True confessions time. I admit I am an out and out real estate data wonk. I love mucking around in the MLS database. Yes, I did say “love.” If I were to make an even truer true confession, I would admit that I wholeheartedly, obsessively love mucking around in real estate data. If I linger in there long enough, twist my queries in enough different ways, look at the market through a wider lens and then a narrower lens and then turn it upside down and look at it from a completely different angle, something wonderful happens: the data whisper their secrets to me. And (whispered boom!) there’s another fabulous “eureka” moment!
Sometimes it is something simple, like, “Look at that…while condos of all sizes have been selling in this particular market, NOT A SINGLE ONE with less than 2 full baths has sold in over three years. Over three years!!” Oh! Good to know. The seller stopped waiting around for the buyers who weren’t out there, put in a shower, and was repaid for the cost of the shower installation in a shortened market time and an improved selling price. Thank you, data!
But while I love it when the data reveal important insights to us, I am also highly wary of statistics that tell us something…but not enough.
The graph I’ve attached fascinates me. It shows the supply of homes that have been for sale in Cincinnati area for the last several years. And the “for sale” supply right now is very, very low. Lower than it has been all year. Lower that it has been at any moment in any of the 4 preceding years on the chart. Crazy low.
Why does this matter? When we have about a 6 month supply of homes available, it is considered a “balanced” market between buyers and sellers. When there’s a longer supply of homes out there, it becomes a buyer’s market (lots of sellers competing to be in the good graces of buyers, and prices often slip). When the supply dips lower, it becomes a seller’s market (since lots of buyers are competing for such a limited supply of homes, and sellers have more leverage to name their price). Basic “supply and demand” issues here. So the data in this graph SHOUT that with a supply of homes only able to fill the needs of 4.5 months of buyers…Cincinnati has a serious SELLER’S MARKET going on.
But chances are that you are not average. (See, your mama was right: you ARE special!)
The 4.5 month statistic is not irrelevant, but it is important to realize that it is an average. It reflects a big clump of everything…from condos to cape cods to “castles.” The statistics throw everything into one pot— 1 bedroom homes, 6 bedroom homes, neighborhoods as different as Norwood and Kenwood, Mt. Adams and Mt. Healthy, Madisonville and Maineville. And everything around them and in between.
ON AVERAGE, the Cincinnati market shows just a 4.5 month supply of homes for sale. But what about your neighborhood? And what about homes like yours? You may be far from average. Just this week I analyzed market data for two sellers, and found them to be in widely divergent situations. For one home, there was a TWO YEAR supply of like, nearby homes for sale.(Ugh!) For the other house, there was less than a one month supply.(OMG!) These two houses are not that far from one another. But their real estate scenarios are worlds apart. If either of these owners thought they were “average,” they could be making serious mistakes about the marketing and pricing of their homes.

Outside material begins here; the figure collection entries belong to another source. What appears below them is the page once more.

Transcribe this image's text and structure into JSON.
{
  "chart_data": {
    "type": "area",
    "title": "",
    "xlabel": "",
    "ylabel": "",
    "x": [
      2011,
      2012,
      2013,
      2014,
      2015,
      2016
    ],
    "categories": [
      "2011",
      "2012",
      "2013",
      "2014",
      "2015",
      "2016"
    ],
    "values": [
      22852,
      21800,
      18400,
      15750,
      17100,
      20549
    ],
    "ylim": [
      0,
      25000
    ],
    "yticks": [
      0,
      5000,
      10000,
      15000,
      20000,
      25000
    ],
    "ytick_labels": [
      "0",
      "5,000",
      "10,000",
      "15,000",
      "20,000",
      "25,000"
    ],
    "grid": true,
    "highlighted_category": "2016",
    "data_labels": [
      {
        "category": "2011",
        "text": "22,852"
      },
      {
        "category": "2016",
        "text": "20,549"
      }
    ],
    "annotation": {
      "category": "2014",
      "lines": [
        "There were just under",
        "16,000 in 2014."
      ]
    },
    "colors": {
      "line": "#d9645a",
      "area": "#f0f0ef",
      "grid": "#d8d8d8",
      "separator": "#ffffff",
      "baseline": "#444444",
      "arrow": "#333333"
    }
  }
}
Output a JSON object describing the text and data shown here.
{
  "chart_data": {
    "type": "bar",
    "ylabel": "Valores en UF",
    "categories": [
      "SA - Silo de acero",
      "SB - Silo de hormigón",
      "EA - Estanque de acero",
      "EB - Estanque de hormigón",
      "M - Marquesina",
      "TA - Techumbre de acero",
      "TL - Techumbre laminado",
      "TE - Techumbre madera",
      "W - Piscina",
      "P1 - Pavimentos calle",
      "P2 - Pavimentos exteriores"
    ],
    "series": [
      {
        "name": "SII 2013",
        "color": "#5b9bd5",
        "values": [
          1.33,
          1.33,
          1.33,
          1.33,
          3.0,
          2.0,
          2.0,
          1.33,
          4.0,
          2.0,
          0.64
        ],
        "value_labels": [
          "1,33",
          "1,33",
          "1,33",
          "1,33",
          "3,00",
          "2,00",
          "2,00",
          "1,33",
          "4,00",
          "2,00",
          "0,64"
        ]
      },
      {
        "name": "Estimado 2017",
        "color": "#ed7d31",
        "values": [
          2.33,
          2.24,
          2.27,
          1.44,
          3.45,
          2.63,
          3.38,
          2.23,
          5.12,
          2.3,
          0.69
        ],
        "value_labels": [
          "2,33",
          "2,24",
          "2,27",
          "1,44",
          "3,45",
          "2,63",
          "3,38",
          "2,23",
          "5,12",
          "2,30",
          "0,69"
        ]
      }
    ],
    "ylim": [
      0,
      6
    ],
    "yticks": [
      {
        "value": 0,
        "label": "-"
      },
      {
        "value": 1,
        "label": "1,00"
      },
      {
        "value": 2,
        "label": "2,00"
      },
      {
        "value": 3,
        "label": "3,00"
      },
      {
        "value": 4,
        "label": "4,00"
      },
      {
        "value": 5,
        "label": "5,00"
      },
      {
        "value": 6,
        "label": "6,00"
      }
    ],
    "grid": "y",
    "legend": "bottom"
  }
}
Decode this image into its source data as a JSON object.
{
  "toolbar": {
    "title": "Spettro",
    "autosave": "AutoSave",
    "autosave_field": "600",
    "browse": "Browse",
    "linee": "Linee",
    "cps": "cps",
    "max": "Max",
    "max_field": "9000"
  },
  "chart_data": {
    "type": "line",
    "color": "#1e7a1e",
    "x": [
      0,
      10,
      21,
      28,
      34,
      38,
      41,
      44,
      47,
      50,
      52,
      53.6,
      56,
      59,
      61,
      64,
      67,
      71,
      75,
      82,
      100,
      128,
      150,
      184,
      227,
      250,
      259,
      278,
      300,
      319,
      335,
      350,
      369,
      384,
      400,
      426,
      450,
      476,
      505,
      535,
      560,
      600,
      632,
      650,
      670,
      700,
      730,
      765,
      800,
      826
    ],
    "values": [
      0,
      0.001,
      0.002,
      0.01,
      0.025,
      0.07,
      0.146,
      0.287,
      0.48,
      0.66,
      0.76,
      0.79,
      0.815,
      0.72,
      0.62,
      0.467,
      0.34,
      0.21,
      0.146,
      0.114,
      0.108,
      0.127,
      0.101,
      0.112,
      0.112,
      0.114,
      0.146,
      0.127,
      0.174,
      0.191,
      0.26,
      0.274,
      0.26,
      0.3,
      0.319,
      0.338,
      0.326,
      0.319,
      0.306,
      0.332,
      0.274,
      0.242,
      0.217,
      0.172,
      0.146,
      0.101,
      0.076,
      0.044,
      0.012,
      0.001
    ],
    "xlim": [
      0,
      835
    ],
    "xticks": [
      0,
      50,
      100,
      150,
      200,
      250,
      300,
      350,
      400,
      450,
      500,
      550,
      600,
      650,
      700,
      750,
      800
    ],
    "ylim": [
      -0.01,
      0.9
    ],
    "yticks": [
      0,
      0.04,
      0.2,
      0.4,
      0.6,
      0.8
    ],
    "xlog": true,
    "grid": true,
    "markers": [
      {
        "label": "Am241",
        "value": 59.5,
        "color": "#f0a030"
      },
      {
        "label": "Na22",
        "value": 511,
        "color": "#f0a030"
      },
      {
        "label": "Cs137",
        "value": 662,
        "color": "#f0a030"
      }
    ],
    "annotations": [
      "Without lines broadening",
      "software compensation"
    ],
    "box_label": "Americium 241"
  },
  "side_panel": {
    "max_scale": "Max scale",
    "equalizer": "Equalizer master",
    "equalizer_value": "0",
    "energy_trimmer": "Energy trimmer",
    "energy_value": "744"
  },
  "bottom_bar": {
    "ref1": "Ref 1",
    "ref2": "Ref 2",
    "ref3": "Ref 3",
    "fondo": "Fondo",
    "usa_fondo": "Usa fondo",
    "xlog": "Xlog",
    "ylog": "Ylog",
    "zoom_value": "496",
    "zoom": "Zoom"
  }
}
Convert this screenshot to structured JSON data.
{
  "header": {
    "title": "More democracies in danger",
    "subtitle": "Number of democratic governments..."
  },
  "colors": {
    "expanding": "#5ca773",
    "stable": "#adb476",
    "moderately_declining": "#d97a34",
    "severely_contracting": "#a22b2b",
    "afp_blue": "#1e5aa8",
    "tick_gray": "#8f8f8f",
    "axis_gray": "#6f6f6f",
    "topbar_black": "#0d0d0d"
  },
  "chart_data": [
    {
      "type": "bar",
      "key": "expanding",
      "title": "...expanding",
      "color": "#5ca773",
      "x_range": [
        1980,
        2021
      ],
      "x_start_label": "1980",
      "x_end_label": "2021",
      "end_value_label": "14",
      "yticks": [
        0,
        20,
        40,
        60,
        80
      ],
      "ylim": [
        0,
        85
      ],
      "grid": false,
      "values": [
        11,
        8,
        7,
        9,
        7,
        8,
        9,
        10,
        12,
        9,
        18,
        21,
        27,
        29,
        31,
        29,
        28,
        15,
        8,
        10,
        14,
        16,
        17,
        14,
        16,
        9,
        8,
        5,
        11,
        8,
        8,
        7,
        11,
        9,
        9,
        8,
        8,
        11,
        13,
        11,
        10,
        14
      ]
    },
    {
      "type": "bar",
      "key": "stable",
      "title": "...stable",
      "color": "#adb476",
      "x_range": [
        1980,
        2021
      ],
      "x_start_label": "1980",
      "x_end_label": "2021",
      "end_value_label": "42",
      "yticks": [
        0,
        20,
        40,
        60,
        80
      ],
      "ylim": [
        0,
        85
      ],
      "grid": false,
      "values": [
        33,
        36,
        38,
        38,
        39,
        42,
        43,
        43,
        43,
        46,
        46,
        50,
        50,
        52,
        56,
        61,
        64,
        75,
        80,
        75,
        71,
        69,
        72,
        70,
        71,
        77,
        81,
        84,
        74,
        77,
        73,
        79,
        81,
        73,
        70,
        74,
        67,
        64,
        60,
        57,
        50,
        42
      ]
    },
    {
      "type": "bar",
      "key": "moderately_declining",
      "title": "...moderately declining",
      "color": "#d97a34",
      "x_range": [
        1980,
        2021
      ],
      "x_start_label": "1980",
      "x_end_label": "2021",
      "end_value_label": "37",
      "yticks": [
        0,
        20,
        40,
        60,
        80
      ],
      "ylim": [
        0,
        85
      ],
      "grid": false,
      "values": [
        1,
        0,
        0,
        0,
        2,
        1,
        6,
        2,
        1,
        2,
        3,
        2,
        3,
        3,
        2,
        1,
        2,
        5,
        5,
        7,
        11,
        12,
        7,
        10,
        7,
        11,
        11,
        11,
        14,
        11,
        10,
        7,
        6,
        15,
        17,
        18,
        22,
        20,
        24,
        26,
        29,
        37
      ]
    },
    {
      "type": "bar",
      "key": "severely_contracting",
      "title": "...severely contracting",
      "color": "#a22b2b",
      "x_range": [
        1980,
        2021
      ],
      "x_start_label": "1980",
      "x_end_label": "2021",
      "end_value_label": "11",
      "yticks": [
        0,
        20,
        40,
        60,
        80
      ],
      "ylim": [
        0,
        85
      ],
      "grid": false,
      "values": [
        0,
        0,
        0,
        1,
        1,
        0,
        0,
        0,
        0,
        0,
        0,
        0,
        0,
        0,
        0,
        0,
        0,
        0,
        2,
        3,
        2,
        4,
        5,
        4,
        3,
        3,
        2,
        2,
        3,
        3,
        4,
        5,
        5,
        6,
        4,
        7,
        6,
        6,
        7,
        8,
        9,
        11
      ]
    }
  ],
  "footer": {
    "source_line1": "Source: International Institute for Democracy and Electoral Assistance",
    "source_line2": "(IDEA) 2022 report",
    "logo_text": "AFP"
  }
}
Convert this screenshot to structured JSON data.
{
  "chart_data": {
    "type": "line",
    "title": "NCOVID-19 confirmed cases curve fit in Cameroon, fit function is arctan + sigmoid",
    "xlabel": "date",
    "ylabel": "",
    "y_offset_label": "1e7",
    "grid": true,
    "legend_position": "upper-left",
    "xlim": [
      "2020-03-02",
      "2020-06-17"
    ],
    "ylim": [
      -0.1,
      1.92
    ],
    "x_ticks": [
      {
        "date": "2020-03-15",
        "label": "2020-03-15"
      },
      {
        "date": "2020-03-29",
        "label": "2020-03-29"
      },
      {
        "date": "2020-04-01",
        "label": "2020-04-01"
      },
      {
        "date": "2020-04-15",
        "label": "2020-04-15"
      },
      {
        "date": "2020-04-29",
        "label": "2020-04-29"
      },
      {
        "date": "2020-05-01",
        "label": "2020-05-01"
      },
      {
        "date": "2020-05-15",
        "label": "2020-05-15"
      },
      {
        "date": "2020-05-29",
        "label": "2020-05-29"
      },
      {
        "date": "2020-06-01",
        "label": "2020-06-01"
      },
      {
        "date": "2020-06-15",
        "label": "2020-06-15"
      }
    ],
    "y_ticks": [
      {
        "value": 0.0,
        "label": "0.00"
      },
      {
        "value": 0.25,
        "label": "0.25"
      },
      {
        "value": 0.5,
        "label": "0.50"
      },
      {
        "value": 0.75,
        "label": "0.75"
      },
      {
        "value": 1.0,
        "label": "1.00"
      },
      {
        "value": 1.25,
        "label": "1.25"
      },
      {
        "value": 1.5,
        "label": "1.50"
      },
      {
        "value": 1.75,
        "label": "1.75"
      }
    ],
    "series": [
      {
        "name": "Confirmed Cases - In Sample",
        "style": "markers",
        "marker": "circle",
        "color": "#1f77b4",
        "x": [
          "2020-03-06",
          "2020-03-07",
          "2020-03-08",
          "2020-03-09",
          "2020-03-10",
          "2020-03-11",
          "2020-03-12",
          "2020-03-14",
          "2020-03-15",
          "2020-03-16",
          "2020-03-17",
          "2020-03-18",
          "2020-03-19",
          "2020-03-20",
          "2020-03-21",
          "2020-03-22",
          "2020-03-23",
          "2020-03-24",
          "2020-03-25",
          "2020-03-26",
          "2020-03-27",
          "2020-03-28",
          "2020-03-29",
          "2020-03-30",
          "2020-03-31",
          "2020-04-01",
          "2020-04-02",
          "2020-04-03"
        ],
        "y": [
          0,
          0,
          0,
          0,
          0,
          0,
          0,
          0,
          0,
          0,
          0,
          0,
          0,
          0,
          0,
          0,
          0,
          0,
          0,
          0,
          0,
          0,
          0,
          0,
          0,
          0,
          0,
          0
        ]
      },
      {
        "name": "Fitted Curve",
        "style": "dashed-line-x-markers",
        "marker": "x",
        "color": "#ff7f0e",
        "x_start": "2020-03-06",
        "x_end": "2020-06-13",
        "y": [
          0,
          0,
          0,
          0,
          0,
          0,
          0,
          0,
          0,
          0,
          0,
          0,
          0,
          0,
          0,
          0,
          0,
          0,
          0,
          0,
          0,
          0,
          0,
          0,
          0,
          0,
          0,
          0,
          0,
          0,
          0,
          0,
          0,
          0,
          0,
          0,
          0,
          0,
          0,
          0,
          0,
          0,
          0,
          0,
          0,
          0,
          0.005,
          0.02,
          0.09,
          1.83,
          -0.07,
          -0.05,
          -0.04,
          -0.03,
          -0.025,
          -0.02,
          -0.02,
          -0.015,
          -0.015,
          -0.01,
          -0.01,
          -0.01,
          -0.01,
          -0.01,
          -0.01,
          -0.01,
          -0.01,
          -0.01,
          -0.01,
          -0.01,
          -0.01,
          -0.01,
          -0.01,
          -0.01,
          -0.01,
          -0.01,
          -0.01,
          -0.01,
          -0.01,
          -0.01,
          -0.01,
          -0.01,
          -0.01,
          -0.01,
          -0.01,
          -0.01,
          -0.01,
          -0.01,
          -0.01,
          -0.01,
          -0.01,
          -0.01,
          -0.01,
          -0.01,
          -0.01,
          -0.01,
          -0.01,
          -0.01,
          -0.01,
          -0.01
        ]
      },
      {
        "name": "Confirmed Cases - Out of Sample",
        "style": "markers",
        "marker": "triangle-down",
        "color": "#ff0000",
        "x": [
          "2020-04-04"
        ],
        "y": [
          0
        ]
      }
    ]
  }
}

The headlines about the current real estate climate are captivating. In broad brush strokes, the headlines tell an engaging story about the wider trends in real estate. But the data upon which the headlines are based are almost always averages. And chances are you’re not average. The headlines shout, the market info specific to your situation whispers. Are you competing with a 2 year supply of other homes for sale? Or a one month supply? You need to know. That’s why I love mucking around in the data…because these numbers really matter to you, and I want to know that we’re paying attention to the right whispers.